I just printed a $15 Black Zip Up Hoodie and since I was in a hurry, I didn't notice the back side not tucked in. After I printed the white layer, it pulled on part of it sticking up and moved the hoodie.

I knew I was done for, so I decided to go ahead and print the color layer anyway and I was off pretty bad.

So I let the ink set by air for a couple of minutes and used the spot cleaning gun. Because the ink wasn't wet, it blew off in flakes and within a few minutes, I saved this expensive hoodie! I pretreated it again and printed perfectly, with no indication there was an image there before!

I would highly recommend a spot cleaning gun for direct to garment printing!


----------



## FatKat Printz (Dec 26, 2008)

we will have to look into that.. we had a bug fly onto one of our wet shirts and he hopped onto another part of the shirt with ink on his butt and made a spot...

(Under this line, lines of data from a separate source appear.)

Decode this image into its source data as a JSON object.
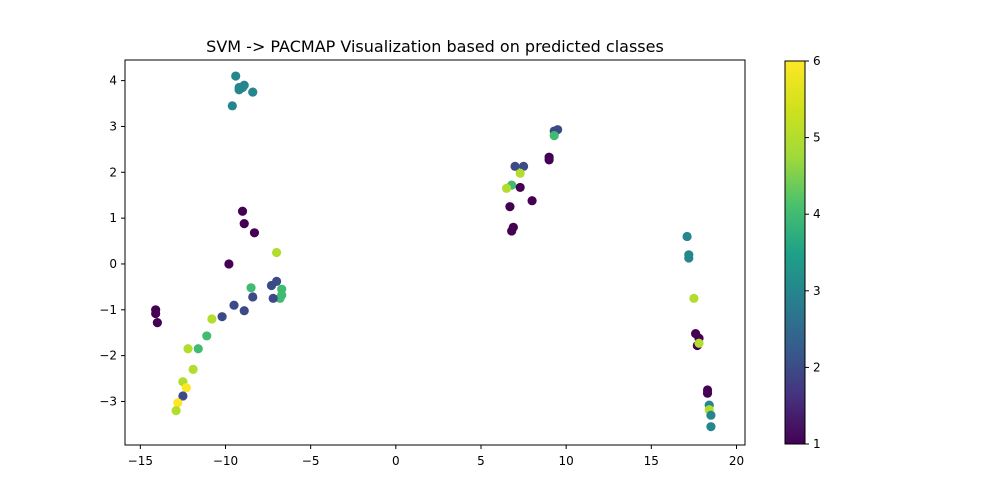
{
  "chart_data": {
    "type": "scatter",
    "title": "SVM -> PACMAP Visualization based on predicted classes",
    "xlabel": "",
    "ylabel": "",
    "xlim": [
      -15.9,
      20.5
    ],
    "ylim": [
      -3.95,
      4.45
    ],
    "xticks": [
      -15,
      -10,
      -5,
      0,
      5,
      10,
      15,
      20
    ],
    "yticks": [
      -3,
      -2,
      -1,
      0,
      1,
      2,
      3,
      4
    ],
    "grid": false,
    "colorbar": {
      "min": 1,
      "max": 6,
      "ticks": [
        1,
        2,
        3,
        4,
        5,
        6
      ],
      "colormap": "viridis"
    },
    "points": [
      {
        "x": -9.4,
        "y": 4.1,
        "c": 3
      },
      {
        "x": -8.9,
        "y": 3.9,
        "c": 3
      },
      {
        "x": -9.2,
        "y": 3.85,
        "c": 3
      },
      {
        "x": -9.0,
        "y": 3.85,
        "c": 3
      },
      {
        "x": -9.2,
        "y": 3.8,
        "c": 3
      },
      {
        "x": -8.4,
        "y": 3.75,
        "c": 3
      },
      {
        "x": -9.6,
        "y": 3.45,
        "c": 3
      },
      {
        "x": -9.0,
        "y": 1.15,
        "c": 1
      },
      {
        "x": -8.9,
        "y": 0.88,
        "c": 1
      },
      {
        "x": -8.3,
        "y": 0.68,
        "c": 1
      },
      {
        "x": -9.8,
        "y": 0.0,
        "c": 1
      },
      {
        "x": -7.0,
        "y": 0.25,
        "c": 5
      },
      {
        "x": -7.0,
        "y": -0.38,
        "c": 2
      },
      {
        "x": -7.3,
        "y": -0.47,
        "c": 2
      },
      {
        "x": -8.5,
        "y": -0.52,
        "c": 4
      },
      {
        "x": -6.7,
        "y": -0.55,
        "c": 4
      },
      {
        "x": -6.7,
        "y": -0.68,
        "c": 4
      },
      {
        "x": -8.4,
        "y": -0.72,
        "c": 2
      },
      {
        "x": -6.8,
        "y": -0.75,
        "c": 4
      },
      {
        "x": -7.2,
        "y": -0.75,
        "c": 2
      },
      {
        "x": -9.5,
        "y": -0.9,
        "c": 2
      },
      {
        "x": -8.9,
        "y": -1.02,
        "c": 2
      },
      {
        "x": -10.2,
        "y": -1.15,
        "c": 2
      },
      {
        "x": -10.8,
        "y": -1.2,
        "c": 5
      },
      {
        "x": -11.1,
        "y": -1.57,
        "c": 4
      },
      {
        "x": -11.6,
        "y": -1.85,
        "c": 4
      },
      {
        "x": -12.2,
        "y": -1.85,
        "c": 5
      },
      {
        "x": -11.9,
        "y": -2.3,
        "c": 5
      },
      {
        "x": -12.5,
        "y": -2.57,
        "c": 5
      },
      {
        "x": -12.3,
        "y": -2.7,
        "c": 6
      },
      {
        "x": -12.5,
        "y": -2.88,
        "c": 2
      },
      {
        "x": -12.8,
        "y": -3.03,
        "c": 6
      },
      {
        "x": -12.9,
        "y": -3.2,
        "c": 5
      },
      {
        "x": -14.1,
        "y": -1.0,
        "c": 1
      },
      {
        "x": -14.1,
        "y": -1.08,
        "c": 1
      },
      {
        "x": -14.0,
        "y": -1.28,
        "c": 1
      },
      {
        "x": 9.5,
        "y": 2.93,
        "c": 2
      },
      {
        "x": 9.3,
        "y": 2.9,
        "c": 2
      },
      {
        "x": 9.3,
        "y": 2.8,
        "c": 4
      },
      {
        "x": 9.0,
        "y": 2.33,
        "c": 1
      },
      {
        "x": 9.0,
        "y": 2.27,
        "c": 1
      },
      {
        "x": 7.0,
        "y": 2.13,
        "c": 2
      },
      {
        "x": 7.5,
        "y": 2.13,
        "c": 2
      },
      {
        "x": 7.3,
        "y": 1.98,
        "c": 5
      },
      {
        "x": 6.8,
        "y": 1.72,
        "c": 4
      },
      {
        "x": 7.3,
        "y": 1.67,
        "c": 1
      },
      {
        "x": 6.5,
        "y": 1.65,
        "c": 5
      },
      {
        "x": 8.0,
        "y": 1.38,
        "c": 1
      },
      {
        "x": 6.7,
        "y": 1.25,
        "c": 1
      },
      {
        "x": 6.9,
        "y": 0.8,
        "c": 1
      },
      {
        "x": 6.8,
        "y": 0.72,
        "c": 1
      },
      {
        "x": 17.1,
        "y": 0.6,
        "c": 3
      },
      {
        "x": 17.2,
        "y": 0.2,
        "c": 3
      },
      {
        "x": 17.2,
        "y": 0.13,
        "c": 3
      },
      {
        "x": 17.5,
        "y": -0.75,
        "c": 5
      },
      {
        "x": 17.6,
        "y": -1.52,
        "c": 1
      },
      {
        "x": 17.8,
        "y": -1.62,
        "c": 1
      },
      {
        "x": 17.7,
        "y": -1.78,
        "c": 1
      },
      {
        "x": 17.8,
        "y": -1.73,
        "c": 5
      },
      {
        "x": 18.3,
        "y": -2.75,
        "c": 1
      },
      {
        "x": 18.3,
        "y": -2.82,
        "c": 1
      },
      {
        "x": 18.4,
        "y": -3.08,
        "c": 3
      },
      {
        "x": 18.4,
        "y": -3.18,
        "c": 5
      },
      {
        "x": 18.5,
        "y": -3.3,
        "c": 3
      },
      {
        "x": 18.5,
        "y": -3.55,
        "c": 3
      }
    ]
  }
}
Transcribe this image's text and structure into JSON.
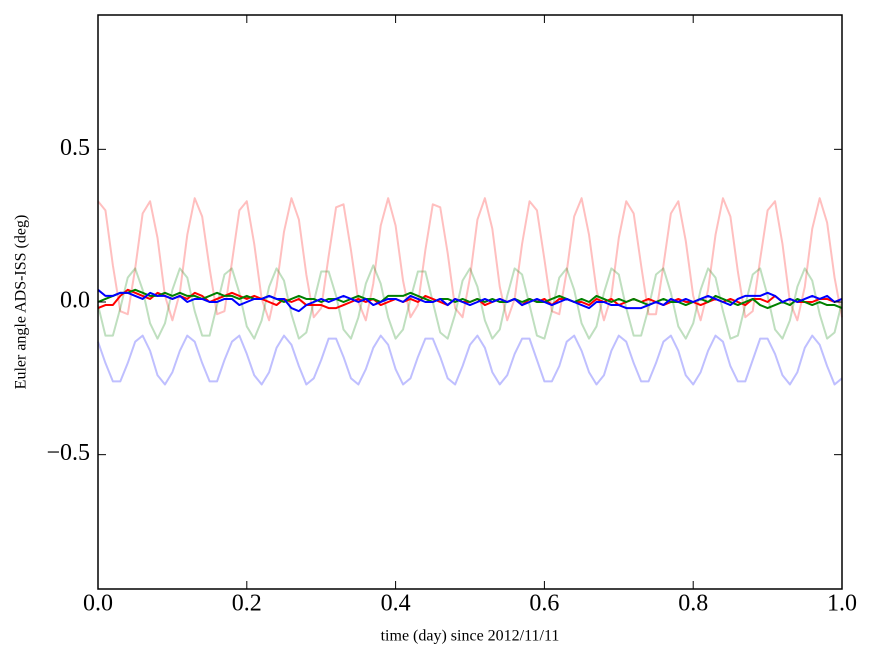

thank heaven for windex and microfiber we were able to save that shirt.. 

but this looks great!! where did you get it??


----------



## JeridHill (Feb 8, 2006)

Years ago I purchased this through Peformance Screen Supply, 800-659-8337 | Performance Screen Supply. (Page 12 of their online catalog)

They aren't that expensive and they definitely come in handy. The key is to let the white ink sit before you try to shoot it out. Otherwise, it's just liquid and will spread. Obviously, you don't want to heat set it. With these inks, though, they stain well enough that when you try to get something out of a white garment, it doesn't always work.


----------



## whimsywhit (May 25, 2009)

We use one. We use it quite a bit. It is a lifesaver! It also will shoot out ink pen stains, and blood stains, etc etc. The key is to drape the shirt or item over a cup (we use a regular coffee mug) and hold the shirt tight over the cup, and it works magic!

Sent from my Droid using Tapatalk


----------



## JeridHill (Feb 8, 2006)

whimsywhit said:


> hold the shirt tight over the cup, and it works magic!


That's what I do, but they do have a machine that you hold it over and it sucks it into a filter and dries it almost instantly.


----------